Enceinte en étant mineur

Le fait d’être enceinte sans l’avoir désiré soulève de nombreuses questions. Être enceinte alors que l’on est mineur apporte des défis supplémentaires.  Il est particulièrement important pour les femmes concernées de contacter un centre de conseil compétent. La loi stipule même que les femmes de moins de 16 ans ne peuvent pas avorter si elles n’ont pas consulté au préalable un centre de conseil spécialisé pour les jeunes. L’équipe de conseil de Prodonna se tiendra volontiers à votre disposition pour vous indiquer où trouver un tel centre de conseil dans votre canton.

Le droit de garde

Si la jeune mère n’a pas encore atteint l’âge de 18 ans, l’APEA mettra en place un dispositif de soutien pour l’enfant. Cette personne est responsable de la garde de l’enfant jusqu’à la majorité de la mère. Si le père de l’enfant a déjà atteint l’âge de la majorité, il obtient la garde de l’enfant. Dès que la mère est majeure, elle se voit en principe accorder la garde parentale (également) sans autre forme de procès (art. 296 al.

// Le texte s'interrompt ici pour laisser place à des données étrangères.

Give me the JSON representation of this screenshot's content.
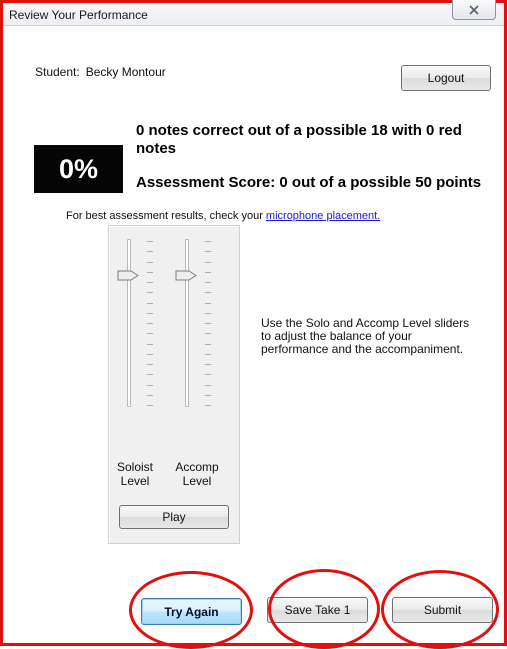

CC).

Devoirs et finances des parents

Les parents de la mère mineure sont tenus de payer son entretien et sa formation initiale. Si leur situation financière est bonne, les parents de la mère doivent également payer l’entretien de leur petit-fils, à moins que le père de l’enfant ne paie des cotisations d’entretien. Ce dernier est sommé de reconnaître la paternité. Si lui-même n’est pas encore majeur, ses parents doivent donner leur consentement pour qu’il puisse reconnaître la paternité. Si ceux-ci ou le père majeur de l’enfant refusent de donner leur consentement, le curateur aidera la jeune mère à faire reconnaître la paternité ou, le cas échéant, à faire établir la paternité par un tribunal.

Le montant de la contribution alimentaire à verser par le père dépend de sa capacité de paiement, c’est-à-dire de ses revenus et de ses dépenses. Il est régi par un accord mutuel dans un contrat d’entretien ou peut être ordonné par le tribunal.

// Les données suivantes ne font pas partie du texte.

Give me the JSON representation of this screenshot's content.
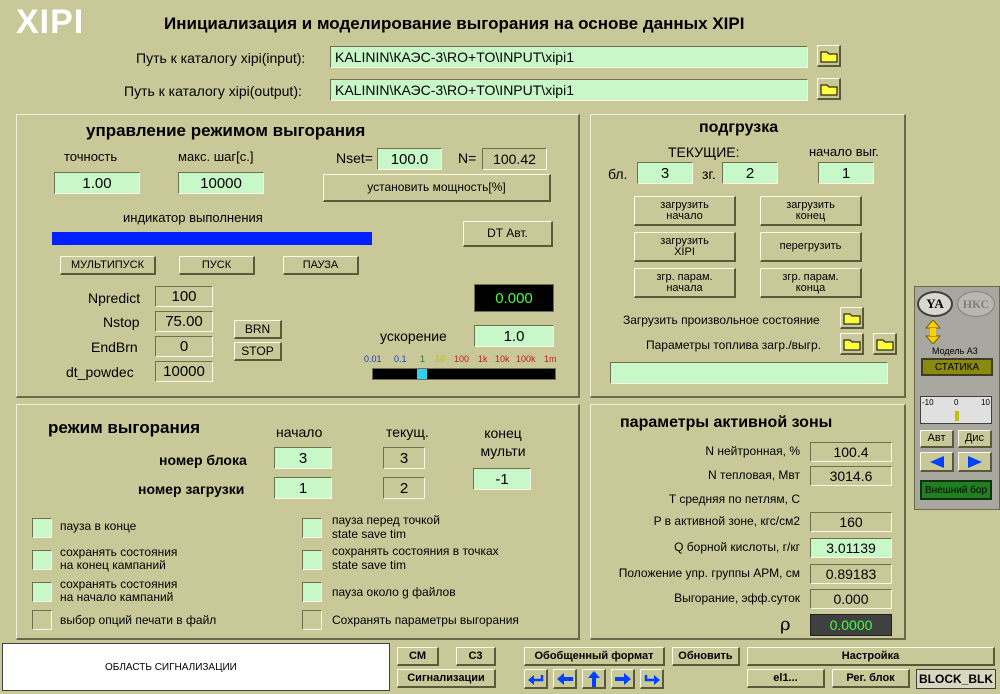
{
  "app": {
    "logo": "XIPI",
    "title": "Инициализация и моделирование выгорания на основе данных XIPI"
  },
  "paths": {
    "input_label": "Путь к каталогу xipi(input):",
    "input_value": "KALININ\\КАЭС-3\\RO+TO\\INPUT\\xipi1",
    "output_label": "Путь к каталогу xipi(output):",
    "output_value": "KALININ\\КАЭС-3\\RO+TO\\INPUT\\xipi1"
  },
  "burnup_control": {
    "title": "управление режимом выгорания",
    "accuracy_label": "точность",
    "accuracy_value": "1.00",
    "max_step_label": "макс. шаг[с.]",
    "max_step_value": "10000",
    "nset_label": "Nset=",
    "nset_value": "100.0",
    "n_label": "N=",
    "n_value": "100.42",
    "set_power_button": "установить мощность[%]",
    "progress_label": "индикатор выполнения",
    "progress": 1.0,
    "dt_auto_button": "DT Авт.",
    "multistart_button": "МУЛЬТИПУСК",
    "start_button": "ПУСК",
    "pause_button": "ПАУЗА",
    "npredict_label": "Npredict",
    "npredict_value": "100",
    "nstop_label": "Nstop",
    "nstop_value": "75.00",
    "endbrn_label": "EndBrn",
    "endbrn_value": "0",
    "dtpowdec_label": "dt_powdec",
    "dtpowdec_value": "10000",
    "brn_button": "BRN",
    "stop_button": "STOP",
    "display_value": "0.000",
    "accel_label": "ускорение",
    "accel_value": "1.0",
    "scale_ticks": [
      "0.01",
      "0.1",
      "1",
      "10",
      "100",
      "1k",
      "10k",
      "100k",
      "1m"
    ]
  },
  "reload": {
    "title": "подгрузка",
    "current_label": "ТЕКУЩИЕ:",
    "start_label": "начало выг.",
    "block_label": "бл.",
    "block_value": "3",
    "load_label": "зг.",
    "load_value": "2",
    "start_value": "1",
    "buttons": {
      "load_start": "загрузить начало",
      "load_end": "загрузить конец",
      "load_xipi": "загрузить XIPI",
      "reload": "перегрузить",
      "params_start": "згр. парам. начала",
      "params_end": "згр. парам. конца"
    },
    "arbitrary_label": "Загрузить произвольное состояние",
    "fuel_label": "Параметры топлива загр./выгр."
  },
  "side": {
    "ya": "YA",
    "nks": "НКС",
    "model_label": "Модель A3",
    "static_label": "СТАТИКА",
    "scale": [
      "-10",
      "0",
      "10"
    ],
    "avt": "Авт",
    "dis": "Дис",
    "external": "Внешний бор"
  },
  "mode": {
    "title": "режим выгорания",
    "start_col": "начало",
    "current_col": "текущ.",
    "end_multi": "конец мульти",
    "block_row": "номер блока",
    "block_start": "3",
    "block_current": "3",
    "load_row": "номер загрузки",
    "load_start": "1",
    "load_current": "2",
    "end_multi_value": "-1",
    "options": {
      "pause_end": "пауза в конце",
      "save_end_1": "сохранять состояния",
      "save_end_2": "на конец кампаний",
      "save_start_1": "сохранять состояния",
      "save_start_2": "на начало кампаний",
      "print_opts": "выбор опций печати в файл",
      "pause_point_1": "пауза перед точкой",
      "pause_point_2": "state  save  tim",
      "save_points_1": "сохранять состояния в точках",
      "save_points_2": "state  save  tim",
      "pause_g": "пауза около g файлов",
      "save_params": "Сохранять параметры выгорания"
    }
  },
  "core": {
    "title": "параметры активной зоны",
    "rows": [
      {
        "label": "N нейтронная, %",
        "value": "100.4"
      },
      {
        "label": "N тепловая, Мвт",
        "value": "3014.6"
      },
      {
        "label": "T средняя по петлям, С",
        "value": ""
      },
      {
        "label": "P в активной зоне, кгс/см2",
        "value": "160"
      },
      {
        "label": "Q борной кислоты, г/кг",
        "value": "3.01139"
      },
      {
        "label": "Положение упр. группы АРМ, см",
        "value": "0.89183"
      },
      {
        "label": "Выгорание, эфф.суток",
        "value": "0.000"
      }
    ],
    "rho_label": "ρ",
    "rho_value": "0.0000"
  },
  "bottom": {
    "signal_area": "ОБЛАСТЬ СИГНАЛИЗАЦИИ",
    "cm": "СМ",
    "c3": "С3",
    "signals": "Сигнализации",
    "generic_format": "Обобщенный формат",
    "refresh": "Обновить",
    "settings": "Настройка",
    "el1": "el1...",
    "reg_block": "Рег. блок",
    "block_blk": "BLOCK_BLK"
  },
  "colors": {
    "bg": "#c8c898",
    "field": "#c8f8c8",
    "progress": "#0020ff",
    "display_green": "#40ff40"
  }
}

Les allocations familiales

En Suisse, les enfants de mères mineures ont également droit aux allocations familiales (allocations pour enfant et allocations de formation). Si aucun des deux parents ne travaille, ces allocations peuvent être demandées auprès de la caisse cantonale de compensation.

Les beaux-parents et les parents nourriciers aussi peuvent, éventuellement, avoir droit à des allocations familiales pour leurs beaux-enfants et leurs enfants nourriciers. Même les frères et sœurs et les grands-parents peuvent demander des allocations familiales pour leurs frères et sœurs et leurs petits-enfants s’ils sont principalement responsables de leur entretien (art. 4 LAFam).

Le montant des allocations pour enfant et de formation varie d’un canton à l’autre, mais il est d’au moins 200 francs (allocation pour enfant jusqu’à 16 ans) ou 250 francs (allocation de formation de 16 à 25 ans) par enfant et par mois (art. 5 LAFam).

Habiter hors du foyer parental

Comme mentionné ci-dessus, les parents d’une mère mineure sont tenus d’assurer sa subsistance. En règle générale, la mère mineure n’a pas droit à une aide financière de l’État pour mener une vie indépendante. Si, toutefois, il n’est pas raisonnable pour elle de vivre dans le foyer parental, ce qui est particulièrement le cas si le bien-être de l’enfant est menacé, les autorités (par exemple l’APEA) peuvent trouver et financer un autre logement (par exemple un établissement mère-enfant).